As a fiduciary financial advisor who works with families who have loved ones with special needs, I often hear comments about not knowing where to begin when it comes to financial planning. This may be why only 25% of these families have created a special needs trust, and 50% haven’t yet identified a guardian for their loved one. This kind of planning may seem overwhelming, but it’s really not when you take one step at a time.

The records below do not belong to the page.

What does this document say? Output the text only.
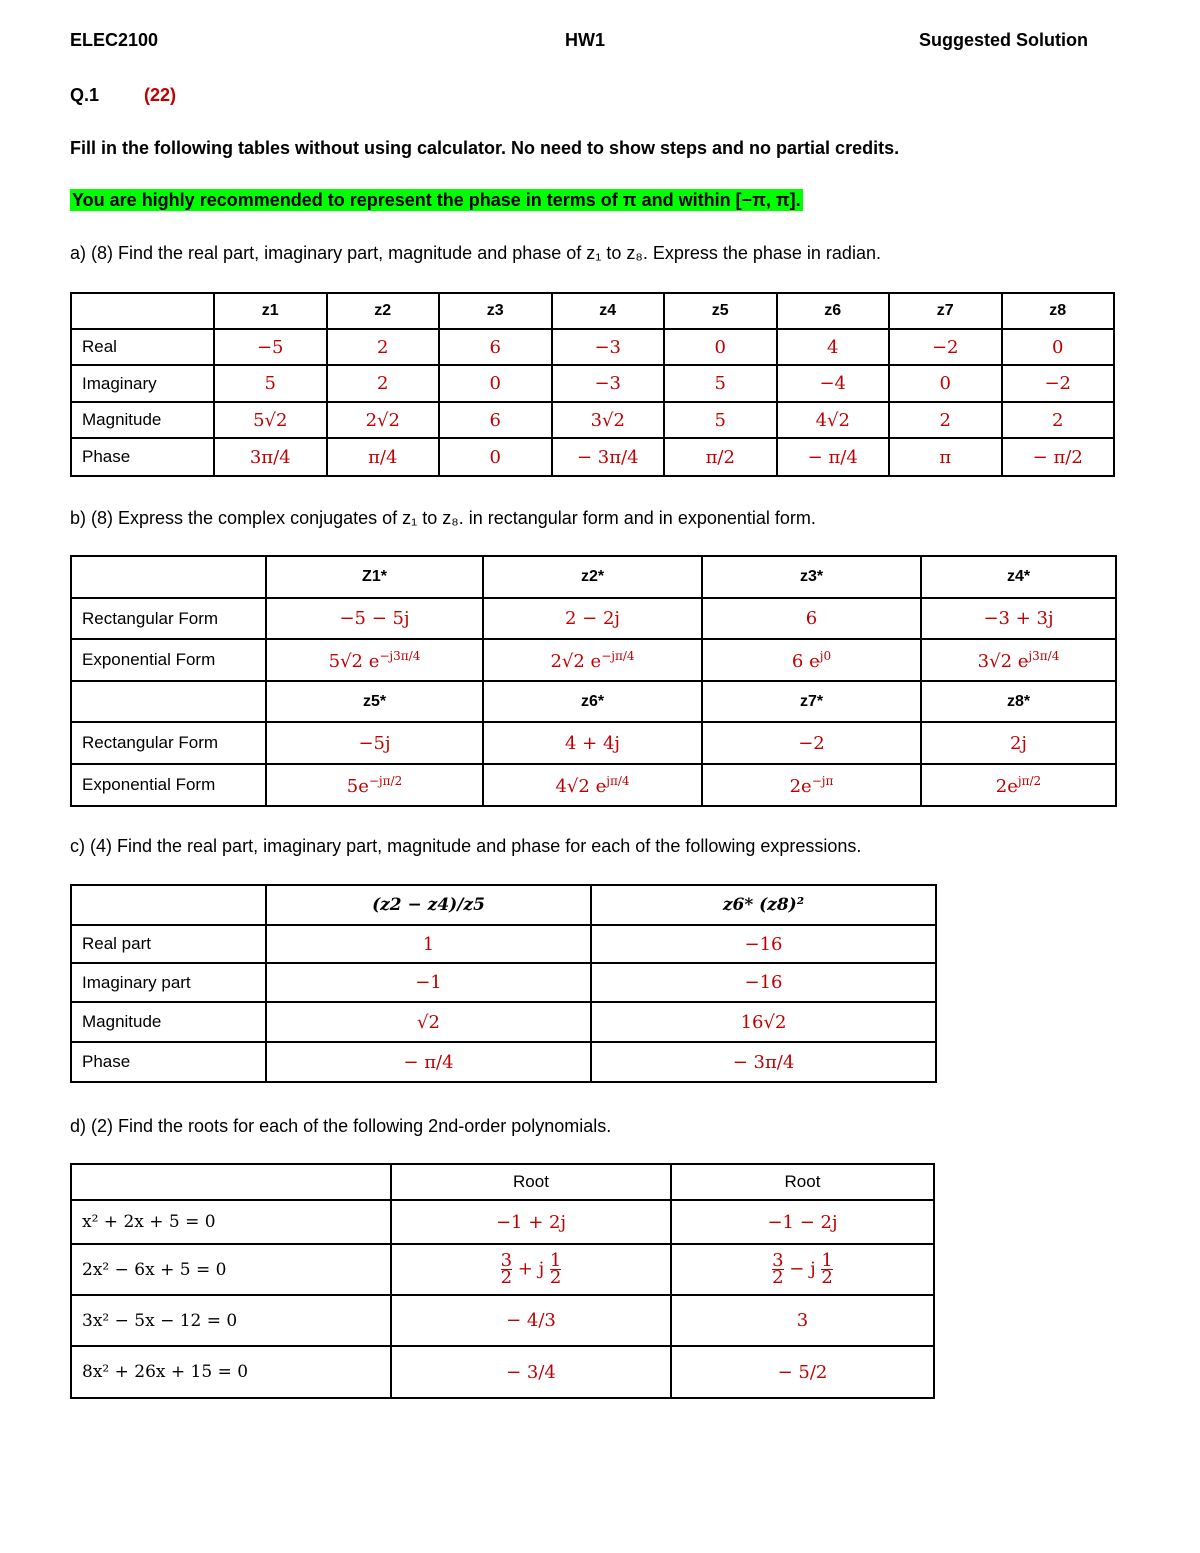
ELEC2100	HW1	Suggested Solution
Q.1	(22)
Fill in the following tables without using calculator. No need to show steps and no partial credits.
You are highly recommended to represent the phase in terms of π and within [−π, π].
a) (8) Find the real part, imaginary part, magnitude and phase of z₁ to z₈. Express the phase in radian.
	z1	z2	z3	z4	z5	z6	z7	z8
Real	−5	2	6	−3	0	4	−2	0
Imaginary	5	2	0	−3	5	−4	0	−2
Magnitude	5√2	2√2	6	3√2	5	4√2	2	2
Phase	3π/4	π/4	0	− 3π/4	π/2	− π/4	π	− π/2
b) (8) Express the complex conjugates of z₁ to z₈. in rectangular form and in exponential form.
	Z1*	z2*	z3*	z4*
Rectangular Form	−5 − 5j	2 − 2j	6	−3 + 3j
Exponential Form	5√2 $e^{-j3\pi/4}$	2√2 $e^{-j\pi/4}$	6 $e^{j0}$	3√2 $e^{j3\pi/4}$
	z5*	z6*	z7*	z8*
Rectangular Form	−5j	4 + 4j	−2	2j
Exponential Form	$5e^{-j\pi/2}$	4√2 $e^{j\pi/4}$	$2e^{-j\pi}$	$2e^{j\pi/2}$
c) (4) Find the real part, imaginary part, magnitude and phase for each of the following expressions.
	(z2 − z4)/z5	z6* (z8)²
Real part	1	−16
Imaginary part	−1	−16
Magnitude	√2	16√2
Phase	− π/4	− 3π/4
d) (2) Find the roots for each of the following 2nd-order polynomials.
	Root	Root
x² + 2x + 5 = 0	−1 + 2j	−1 − 2j
2x² − 6x + 5 = 0	$\frac{3}{2} + j \frac{1}{2}$	$\frac{3}{2} - j \frac{1}{2}$

3x² − 5x − 12 = 0	− 4/3	3
8x² + 26x + 15 = 0	− 3/4	− 5/2
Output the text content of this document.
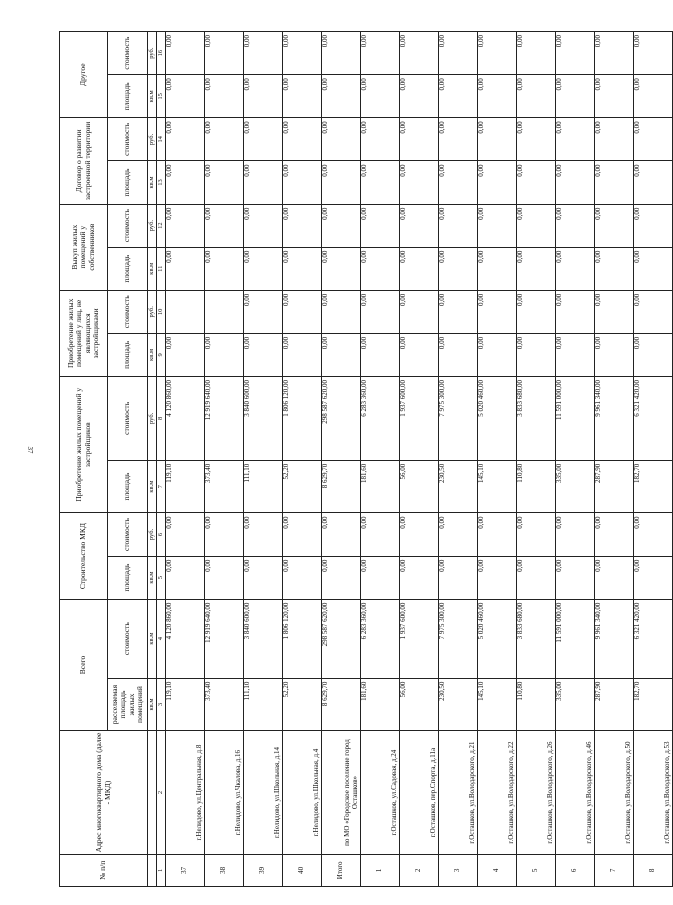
37
№ п/п	Адрес многоквартирного дома (далее - МКД)	Всего		Строительство МКД		Приобретение жилых помещений у застройщиков		Приобретение жилых помещений у лиц, не являющихся застройщиками		Выкуп жилых помещений у собственников		Договор о развитии застроенной территории		Другое	
		расселяемая площадь жилых помещений	стоимость	площадь	стоимость	площадь	стоимость	площадь	стоимость	площадь	стоимость	площадь	стоимость	площадь	стоимость
		кв.м	кв.м	кв.м	руб.	кв.м	руб.	кв.м	руб.	кв.м	руб.	кв.м	руб.	кв.м	руб.
1	2	3	4	5	6	7	8	9	10	11	12	13	14	15	16
37	г.Нелидово, ул.Центральная, д.8	119,10	4 120 860,00	0,00	0,00	119,10	4 120 860,00	0,00		0,00	0,00	0,00	0,00	0,00	0,00
38	г.Нелидово, ул.Чкалова, д.16	373,40	12 919 640,00	0,00	0,00	373,40	12 919 640,00	0,00		0,00	0,00	0,00	0,00	0,00	0,00
39	г.Нелидово, ул.Школьная, д.14	111,10	3 840 600,00	0,00	0,00	111,10	3 840 600,00	0,00	0,00	0,00	0,00	0,00	0,00	0,00	0,00
40	г.Нелидово, ул.Школьная, д.4	52,20	1 806 120,00	0,00	0,00	52,20	1 806 120,00	0,00	0,00	0,00	0,00	0,00	0,00	0,00	0,00
Итого	по МО «Городское поселение город Осташков»	8 629,70	298 587 620,00	0,00	0,00	8 629,70	298 587 620,00	0,00	0,00	0,00	0,00	0,00	0,00	0,00	0,00
1	г.Осташков, ул.Садовая, д.24	181,60	6 283 360,00	0,00	0,00	181,60	6 283 360,00	0,00	0,00	0,00	0,00	0,00	0,00	0,00	0,00
2	г.Осташков, пер.Спорта, д.11а	56,00	1 937 600,00	0,00	0,00	56,00	1 937 600,00	0,00	0,00	0,00	0,00	0,00	0,00	0,00	0,00
3	г.Осташков, ул.Володарского, д.21	230,50	7 975 300,00	0,00	0,00	230,50	7 975 300,00	0,00	0,00	0,00	0,00	0,00	0,00	0,00	0,00
4	г.Осташков, ул.Володарского, д.22	145,10	5 020 460,00	0,00	0,00	145,10	5 020 460,00	0,00	0,00	0,00	0,00	0,00	0,00	0,00	0,00
5	г.Осташков, ул.Володарского, д.26	110,80	3 833 680,00	0,00	0,00	110,80	3 833 680,00	0,00	0,00	0,00	0,00	0,00	0,00	0,00	0,00
6	г.Осташков, ул.Володарского, д.46	335,00	11 591 000,00	0,00	0,00	335,00	11 591 000,00	0,00	0,00	0,00	0,00	0,00	0,00	0,00	0,00
7	г.Осташков, ул.Володарского, д.50	287,90	9 961 340,00	0,00	0,00	287,90	9 961 340,00	0,00	0,00	0,00	0,00	0,00	0,00	0,00	0,00
8	г.Осташков, ул.Володарского, д.53	182,70	6 321 420,00	0,00	0,00	182,70	6 321 420,00	0,00	0,00	0,00	0,00	0,00	0,00	0,00	0,00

Let’s start with the foundation – public benefits for your child. In my opinion, regardless of how much money you have set aside in savings, when you have someone who is considered ‘special needs’ and you qualify, you should have Supplemental Security Income (SSI) and Medicaid. Some of the most important benefits go beyond monetary and healthcare. In Ohio there are Medicaid Individual Option (IO) waivers that allow access to programs and resources only available to recipients. These programs have income and asset restrictions. For example, the cash value of a life insurance policy may be counted as an asset. Fortunately, there are legal trusts available to allow people to receive these benefits while also having other resources available for supplemental care costs.
Most states allow two different types of trusts for special needs planning:
- Third-Party and First-Party trusts. The Third-Party Trust is funded with assets that belong to someone other than the beneficiary of the trust (the person with special needs).
- A First-Party Trust is funded by the personal assets of the person with special needs. This First-Party Trust is often called a Payback Trust because this trust may have to repay Medicaid when the recipient passes.
- The key to properly structuring trusts is to find an attorney who specializes in this area. In my world not all attorneys are equal and a good portion of the work done by the special needs attorneys I know is fixing attempts at special needs trusts.
The Department of Health and Human Services, found 10.2 million U.S. children have special healthcare needs, or 14 percent of all U.S. children.
The tougher part is the personal decisions families must make as evidenced by only half of them identifying a guardian. This is not an easy decision as the person who may be great with your child may not be great with the paperwork to keep the benefits in place, or vice-versa. Or, what if you pick someone who isn’t local and it means your child will have to move? I encourage parents to sit down and write out who may be the correct guardians. Once you have agreed on a potential guardian have them spend a weekend together to see if it works. Odds are at some point your child will live without you. Wouldn’t you prefer to know ahead of time if your guardian choice fits?
The other main topic is communicating your child’s instruction manual. All parents know those items that make our children themselves. It is critical when you have a child with special needs to document those items and share it. For example, does everyone know your son prefers Billy over William? Additionally, I am sure you keep track of medicines your child is on, who their doctors are, what they like to do for fun and more. There is probably also a list opposite of this that spells out doctors, medicines, and more they can never be exposed to again. Sharing all these items that make your child who they are is critical in structuring the proper plan for your loved one with special needs.
I could write lots more on this topic. However, I want to give you a quick overview of some of the most important things I see families who have loved ones with special needs dealing with on a regular basis. Developing a plan for your child is important, it is tough, and it is not impossible. Please know it will take time and there are qualified professionals who can help guide you through this planning. Being an Ohio State grad I know that IO stands for Individual Option waiver and is a lot more than simply an answer to the Ohio State cheer that begins O H. Make sure your advisor does too.